All these are purely political issues. They will be discussed in public debate and our social mores and moral intuitions will change as that debate progresses. As in all political debates, there will, rightly, be different views clamouring to be heard; each trying to prevail. There will be different perspectives on what should be considered ‘progress.’ The process of change will not be neatly linear. It will tack this way and that as we seek to explore that which will end up having the broadest level of public support.
Lost in financialization
Yet, the purely political nature of ESG discussion has been lost in a discreditable process of financialization. The narrative that ESG was the route to increased profitability for all gained traction – though it has always been a mystery to me how internalizing externalities would improve short-term profitability.
Consequently, the belief was that shareholders were the route to driving change. A muddled and inconsistent set of metrics has emerged that has cast a fiendish spell on the whole process. Corporations went along with ticking the boxes thereby effectively allowing external rating agencies to define their business approach rather than doing it for themselves in ways that are appropriate for their own business. Generic ESG compliance programmes were sold and eagerly bought.
Stock pickers welcomed the opportunity to take shortcuts. They swallowed both the delusion of a direct financial link between ESG and short-term profit performance, and the idea that using generic metrics of ESG performance served up by outside agencies was the way to go. Much more convenient than doing one’s own analysis in much the same way as they would analyse for themselves companies’ financials, R&D pipelines and future prospects. The launch of ‘ESG funds’ further embedded tokenism and financialization. As one executive in a private equity owned business said to me when I asked why they had an ESG programme ’It’s so that we can access the monies in ESG funds when we flip the business.’ Financialization complete.
Companies, wanting to see short-term financial gains from their ESG efforts, tried to gain advantage by shouting from the rooftops about the most minor changes that were in line with ‘ESG’ metrics.
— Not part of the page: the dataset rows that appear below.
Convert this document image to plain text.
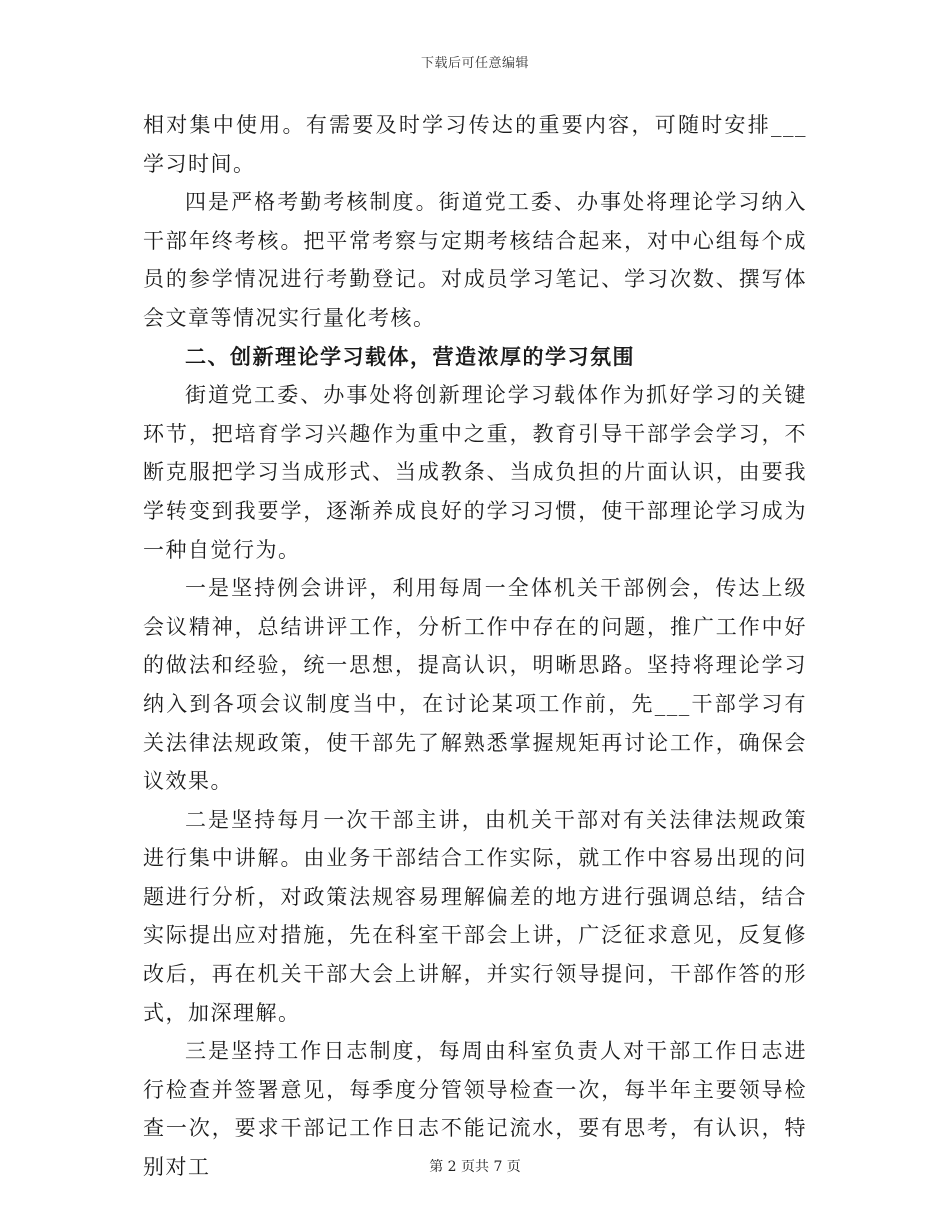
下载后可任意编辑

相对集中使用。有需要及时学习传达的重要内容，可随时安排___学习时间。

四是严格考勤考核制度。街道党工委、办事处将理论学习纳入干部年终考核。把平常考察与定期考核结合起来，对中心组每个成员的参学情况进行考勤登记。对成员学习笔记、学习次数、撰写体会文章等情况实行量化考核。

二、创新理论学习载体，营造浓厚的学习氛围

街道党工委、办事处将创新理论学习载体作为抓好学习的关键环节，把培育学习兴趣作为重中之重，教育引导干部学会学习，不断克服把学习当成形式、当成教条、当成负担的片面认识，由要我学转变到我要学，逐渐养成良好的学习习惯，使干部理论学习成为一种自觉行为。

一是坚持例会讲评，利用每周一全体机关干部例会，传达上级会议精神，总结讲评工作，分析工作中存在的问题，推广工作中好的做法和经验，统一思想，提高认识，明晰思路。坚持将理论学习纳入到各项会议制度当中，在讨论某项工作前，先___干部学习有关法律法规政策，使干部先了解熟悉掌握规矩再讨论工作，确保会议效果。

二是坚持每月一次干部主讲，由机关干部对有关法律法规政策进行集中讲解。由业务干部结合工作实际，就工作中容易出现的问题进行分析，对政策法规容易理解偏差的地方进行强调总结，结合实际提出应对措施，先在科室干部会上讲，广泛征求意见，反复修改后，再在机关干部大会上讲解，并实行领导提问，干部作答的形式，加深理解。

三是坚持工作日志制度，每周由科室负责人对干部工作日志进行检查并签署意见，每季度分管领导检查一次，每半年主要领导检查一次，要求干部记工作日志不能记流水，要有思考，有认识，特别对工	第 2 页共 7 页
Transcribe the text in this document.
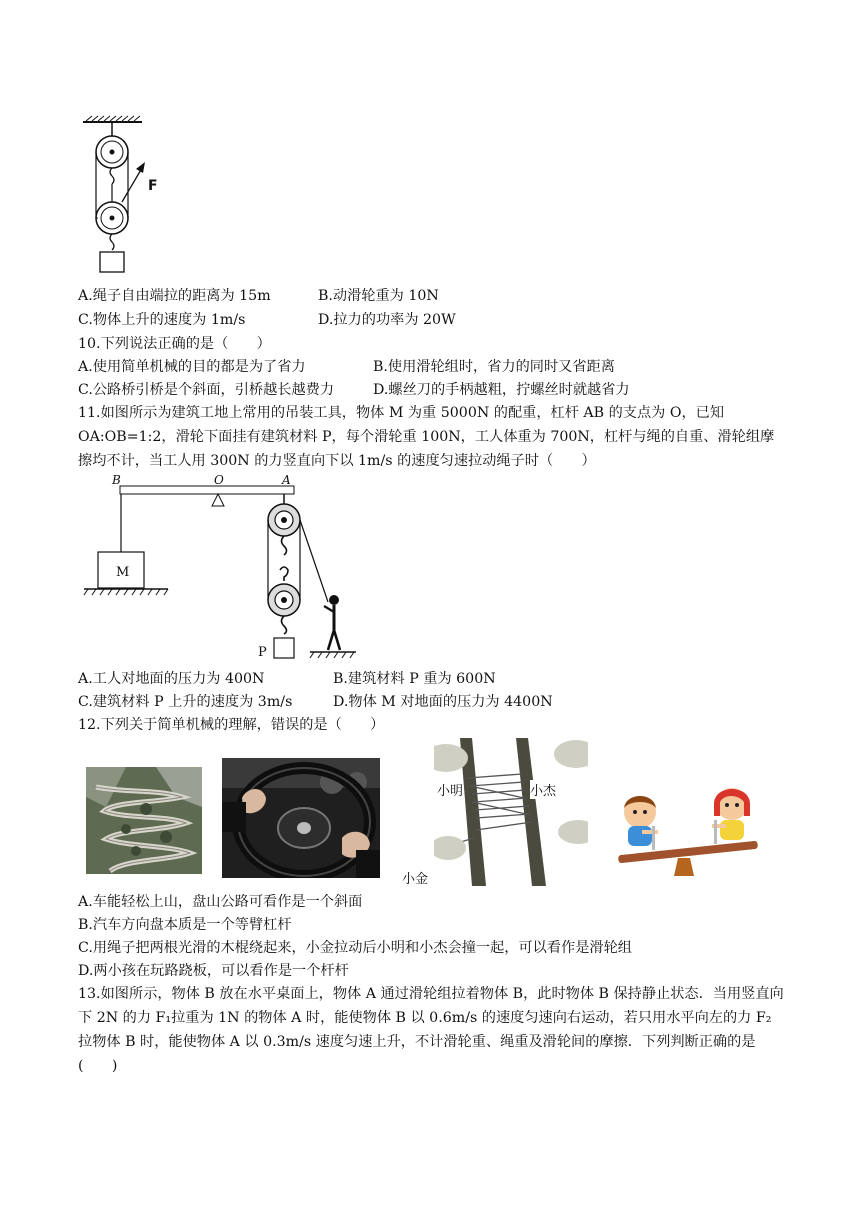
F
A.绳子自由端拉的距离为 15m	B.动滑轮重为 10N
C.物体上升的速度为 1m/s	D.拉力的功率为 20W
10.下列说法正确的是（　　）
A.使用简单机械的目的都是为了省力	B.使用滑轮组时，省力的同时又省距离
C.公路桥引桥是个斜面，引桥越长越费力	D.螺丝刀的手柄越粗，拧螺丝时就越省力
11.如图所示为建筑工地上常用的吊装工具，物体 M 为重 5000N 的配重，杠杆 AB 的支点为 O，已知 OA:OB=1:2，滑轮下面挂有建筑材料 P，每个滑轮重 100N，工人体重为 700N，杠杆与绳的自重、滑轮组摩擦均不计，当工人用 300N 的力竖直向下以 1m/s 的速度匀速拉动绳子时（　　）
B	O	A
M
P
A.工人对地面的压力为 400N	B.建筑材料 P 重为 600N
C.建筑材料 P 上升的速度为 3m/s	D.物体 M 对地面的压力为 4400N
12.下列关于简单机械的理解，错误的是（　　）
小明	小杰
小金
A.车能轻松上山，盘山公路可看作是一个斜面
B.汽车方向盘本质是一个等臂杠杆
C.用绳子把两根光滑的木棍绕起来，小金拉动后小明和小杰会撞一起，可以看作是滑轮组
D.两小孩在玩路跷板，可以看作是一个杆杆
13.如图所示，物体 B 放在水平桌面上，物体 A 通过滑轮组拉着物体 B，此时物体 B 保持静止状态．当用竖直向下 2N 的力 F₁拉重为 1N 的物体 A 时，能使物体 B 以 0.6m/s 的速度匀速向右运动，若只用水平向左的力 F₂拉物体 B 时，能使物体 A 以 0.3m/s 速度匀速上升，不计滑轮重、绳重及滑轮间的摩擦．下列判断正确的是(　　)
None of that could possibly last.
It was only a matter of time before the attempt to reduce the complex, fuzzy and ever-evolving politics around the role of business in our societies to simplistic technical, measurement and compliance exercises would collapse. As was the idea that investors (if one can call ‘investors’ those that hold company shares for, in the US, an average of 5.5 months) were the route to driving what are challenging and long horizon changes in what society expects from the business community.
The FT editorial, as expected, got much of it right: ‘The principles underlying the ESG boom are also becoming entrenched.’ There is little doubt that societal expectations around how businesses do business in the 21st century has changed and will continue to change. Corporations would do better to ignore all the hype around meeting and reporting short-term metrics as an end in itself, instead focusing on whether some of those metrics may be helpful as they determine the future strategic direction of their business.
We’re still a way away from that. Research shows that some 70% of companies have not incorporated ‘ESG’ concepts into their strategic decision-making. Instead, they remain enveloped in the financialized and mechanistic concept of ESG – a route to nowhere. The 30% who seem to have moved in a more strategic direction will have a head start.
ESG is dead. Long live ESG (or whatever we will choose to call it tomorrow).
The era of financialized ESG is, hopefully, drawing to an end. I suggest that in a few years’ time ESG funds will no longer exist. Instead, we will become focused on what we should have always been focused on: which companies are positioning themselves to remain successful as the politics surrounding business activity continues to change? As social mores evolve and expectations shift?
Opposition to change is inevitable and to be expected. But the direction of travel is clear even if the end destination and the route to getting there remain hazy. Despite short-term volatility of opinion as part of the political debate, there will be no sustained turning of the tide (and another four years of a Trump White House – if that were to happen – will not change that). After all, let’s remember that the slave traders and plantation owners objected vehemently to the abolition of slavery because of its impact on their profitable business model.
Think of those political forces that still seem to believe that, in business, anything goes so long as it makes more money right now as the rightful heirs to those slave traders and plantation owners. They will screech, squeal and squeak, but they’re on the wrong side of history.